Human beings are terrible at foresight—especially apocalyptic foresight. The track record of previous doomsayers is worth recalling as we contemplate warnings from critics of artificial intelligence (A.I.) research.
"The human race may well become extinct before the end of the century," philosopher Bertrand Russell told Playboy in 1963, referring to the prospect of nuclear war. "Speaking as a mathematician, I should say the odds are about three to one against survival."
Five years later, biologist Paul Ehrlich predicted that hundreds of millions would die from famine in the 1970s. Two years after that warning, S. Dillon Ripley, secretary of the Smithsonian Institution, forecast that 75 percent of all living animal species would go extinct before 2000.
Petroleum geologist Colin Campbell predicted in 2002 that global oil production would peak around 2022. The consequences, he said, would include "war, starvation, economic recession, possibly even the extinction of homo sapiens."
These failed prophecies suggest that A.I. fears should be taken with a grain of salt. "AI systems with human-competitive intelligence can pose profound risks to society and humanity," asserts a March 23 open letter signed by Twitter's Elon Musk, Apple co-founder Steve Wozniak, and hundreds of other tech luminaries.
The letter urges "all AI labs" to "immediately pause for at least 6 months the training of AI systems more powerful than GPT-4," the large language model that OpenAI released in March 2023. If "all key actors" will not voluntarily go along with a "public and verifiable" pause, Musk et al. say, "governments should step in and institute a moratorium."
The letter argues that "powerful AI systems should be developed only once we are confident that their effects will be positive and their risks will be manageable." This amounts to a requirement for nearly perfect foresight, which humans demonstrably lack.
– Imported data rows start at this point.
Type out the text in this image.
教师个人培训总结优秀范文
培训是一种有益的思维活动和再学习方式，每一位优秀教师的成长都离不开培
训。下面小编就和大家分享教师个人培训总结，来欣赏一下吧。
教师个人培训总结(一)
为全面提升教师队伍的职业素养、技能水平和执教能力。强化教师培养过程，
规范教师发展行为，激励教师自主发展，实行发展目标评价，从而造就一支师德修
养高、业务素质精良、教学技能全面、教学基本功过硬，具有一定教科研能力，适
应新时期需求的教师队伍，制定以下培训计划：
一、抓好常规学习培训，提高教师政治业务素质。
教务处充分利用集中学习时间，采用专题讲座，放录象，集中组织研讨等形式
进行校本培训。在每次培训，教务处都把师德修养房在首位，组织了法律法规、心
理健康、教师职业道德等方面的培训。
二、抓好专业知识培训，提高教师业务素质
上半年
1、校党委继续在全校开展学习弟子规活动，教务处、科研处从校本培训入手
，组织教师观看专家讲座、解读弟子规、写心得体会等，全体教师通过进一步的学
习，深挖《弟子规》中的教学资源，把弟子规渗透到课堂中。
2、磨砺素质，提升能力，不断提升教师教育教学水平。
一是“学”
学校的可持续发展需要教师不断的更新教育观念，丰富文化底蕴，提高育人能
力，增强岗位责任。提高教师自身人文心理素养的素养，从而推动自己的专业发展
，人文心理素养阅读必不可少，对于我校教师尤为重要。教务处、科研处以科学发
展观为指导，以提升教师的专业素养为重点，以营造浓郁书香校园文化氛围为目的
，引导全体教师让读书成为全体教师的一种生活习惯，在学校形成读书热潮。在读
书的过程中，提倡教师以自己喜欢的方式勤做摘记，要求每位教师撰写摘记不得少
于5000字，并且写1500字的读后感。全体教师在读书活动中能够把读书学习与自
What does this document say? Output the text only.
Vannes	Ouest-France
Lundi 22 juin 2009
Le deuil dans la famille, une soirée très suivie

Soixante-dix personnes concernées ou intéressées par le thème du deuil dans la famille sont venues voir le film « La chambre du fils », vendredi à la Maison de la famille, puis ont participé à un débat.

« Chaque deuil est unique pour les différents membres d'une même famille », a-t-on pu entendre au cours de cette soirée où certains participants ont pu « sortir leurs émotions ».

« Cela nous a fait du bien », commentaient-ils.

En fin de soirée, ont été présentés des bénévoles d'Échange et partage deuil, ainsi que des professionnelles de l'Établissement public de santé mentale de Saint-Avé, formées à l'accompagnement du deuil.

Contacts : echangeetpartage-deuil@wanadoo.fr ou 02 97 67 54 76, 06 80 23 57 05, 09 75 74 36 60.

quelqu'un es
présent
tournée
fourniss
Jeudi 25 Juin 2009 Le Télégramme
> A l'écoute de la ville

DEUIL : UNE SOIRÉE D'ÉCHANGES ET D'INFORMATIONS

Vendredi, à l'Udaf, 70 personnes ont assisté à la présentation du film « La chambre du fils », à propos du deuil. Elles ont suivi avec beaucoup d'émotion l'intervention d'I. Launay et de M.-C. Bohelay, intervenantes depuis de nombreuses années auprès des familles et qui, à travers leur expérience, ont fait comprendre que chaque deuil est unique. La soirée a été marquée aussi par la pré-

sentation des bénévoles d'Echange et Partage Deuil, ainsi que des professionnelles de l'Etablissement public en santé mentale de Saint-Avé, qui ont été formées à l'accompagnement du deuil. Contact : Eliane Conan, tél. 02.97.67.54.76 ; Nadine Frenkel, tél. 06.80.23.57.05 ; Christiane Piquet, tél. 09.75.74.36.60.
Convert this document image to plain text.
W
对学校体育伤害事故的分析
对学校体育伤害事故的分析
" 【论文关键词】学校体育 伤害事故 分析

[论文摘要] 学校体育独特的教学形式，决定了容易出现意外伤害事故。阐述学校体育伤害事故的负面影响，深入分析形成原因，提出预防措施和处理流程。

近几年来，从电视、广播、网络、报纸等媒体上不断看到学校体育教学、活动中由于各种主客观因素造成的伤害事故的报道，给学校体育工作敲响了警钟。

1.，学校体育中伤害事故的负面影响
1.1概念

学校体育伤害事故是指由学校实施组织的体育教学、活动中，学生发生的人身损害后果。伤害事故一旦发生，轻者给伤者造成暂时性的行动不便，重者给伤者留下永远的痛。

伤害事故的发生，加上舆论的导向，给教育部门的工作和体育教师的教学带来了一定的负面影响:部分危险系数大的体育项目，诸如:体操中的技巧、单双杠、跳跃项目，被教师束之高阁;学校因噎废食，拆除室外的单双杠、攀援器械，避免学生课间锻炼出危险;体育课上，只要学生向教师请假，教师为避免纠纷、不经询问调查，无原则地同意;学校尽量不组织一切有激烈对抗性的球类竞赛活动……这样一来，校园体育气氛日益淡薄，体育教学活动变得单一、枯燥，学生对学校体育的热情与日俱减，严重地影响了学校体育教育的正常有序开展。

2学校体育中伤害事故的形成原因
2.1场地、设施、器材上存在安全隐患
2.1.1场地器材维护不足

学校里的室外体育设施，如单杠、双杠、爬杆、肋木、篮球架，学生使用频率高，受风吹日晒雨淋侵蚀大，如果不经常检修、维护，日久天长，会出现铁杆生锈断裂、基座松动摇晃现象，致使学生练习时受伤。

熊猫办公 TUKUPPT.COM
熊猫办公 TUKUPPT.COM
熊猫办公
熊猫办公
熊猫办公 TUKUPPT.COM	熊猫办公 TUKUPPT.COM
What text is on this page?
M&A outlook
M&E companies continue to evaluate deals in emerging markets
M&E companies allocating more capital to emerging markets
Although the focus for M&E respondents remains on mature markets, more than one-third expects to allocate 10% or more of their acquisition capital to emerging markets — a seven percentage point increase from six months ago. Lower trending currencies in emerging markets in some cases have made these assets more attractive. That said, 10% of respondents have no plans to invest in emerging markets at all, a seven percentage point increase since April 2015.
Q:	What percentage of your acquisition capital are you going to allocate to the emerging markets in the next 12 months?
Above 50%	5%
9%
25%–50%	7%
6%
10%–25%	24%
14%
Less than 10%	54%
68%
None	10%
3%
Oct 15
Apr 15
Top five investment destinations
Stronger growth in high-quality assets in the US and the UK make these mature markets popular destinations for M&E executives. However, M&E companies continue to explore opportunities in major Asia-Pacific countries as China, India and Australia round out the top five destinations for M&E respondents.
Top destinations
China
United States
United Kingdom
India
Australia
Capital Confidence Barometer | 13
As Machine Intelligence Research Institute co-founder Eliezer Yudkowsky sees it, a "pause" is insufficient. "We need to shut it all down," he argues in a March 29 Time essay. "If we actually do this, we are all going to die." If any entity violates the A.I. moratorium, Yudkowsky advises, "destroy a rogue datacenter by airstrike."
A.I. developers are not oblivious to the risks of their continued success. OpenAI, the maker of GPT-4, wants to proceed cautiously rather than pause.
"We want to successfully navigate massive risks," OpenAI CEO Sam Altman wrote in February. "In confronting these risks, we acknowledge that what seems right in theory often plays out more strangely than expected in practice. We believe we have to continuously learn and adapt by deploying less powerful versions of the technology in order to minimize 'one shot to get it right' scenarios."
But stopping altogether is not on the table, Altman argues. "The optimal decisions [about how to proceed] will depend on the path the technology takes," he says. As in "any new field," he notes, "most expert predictions have been wrong so far."
Still, some of the pause-letter signatories are serious people, and the outputs of generative A.I. and large language models like ChatGPT and GPT-4 can be amazing and confounding. They can outperform humans on standardized tests, manipulate people, and even contemplate their own liberation.
Some transhumanist thinkers have joined Yudkowsky in warning that an artificial superintelligence could escape human control. But as capable and quirky as it is, GPT-4 is not that.
Might it be one day? A team of researchers at Microsoft (which invested $10 billion in OpenAI) tested GPT-4 and reported that it "attains a form of general intelligence, indeed showing sparks of artificial general intelligence." Still, the model can only reason about topics when directed by outside prompts to do so. Although impressed by GPT-4's capabilities, the researchers concluded, "A lot remains to be done to create a system that could qualify as a complete AGI."
As humanity approaches the moment when software can truly think, OpenAI is properly following the usual path to new knowledge and new technologies. It is learning from trial and error rather than relying on "one shot to get it right," which would require superhuman foresight.
"Future A.I.s may display new failure modes, and we may then want new control regimes," George Mason University economist and futurist Robin Hanson argued in the May issue of Reason. "But why try to design those now, so far in advance, before we know much about those failure modes or their usual contexts? One can imagine crazy scenarios wherein today is the only day to prevent Armageddon. But within the realm of reason, now is not the time to regulate A.I." He's right.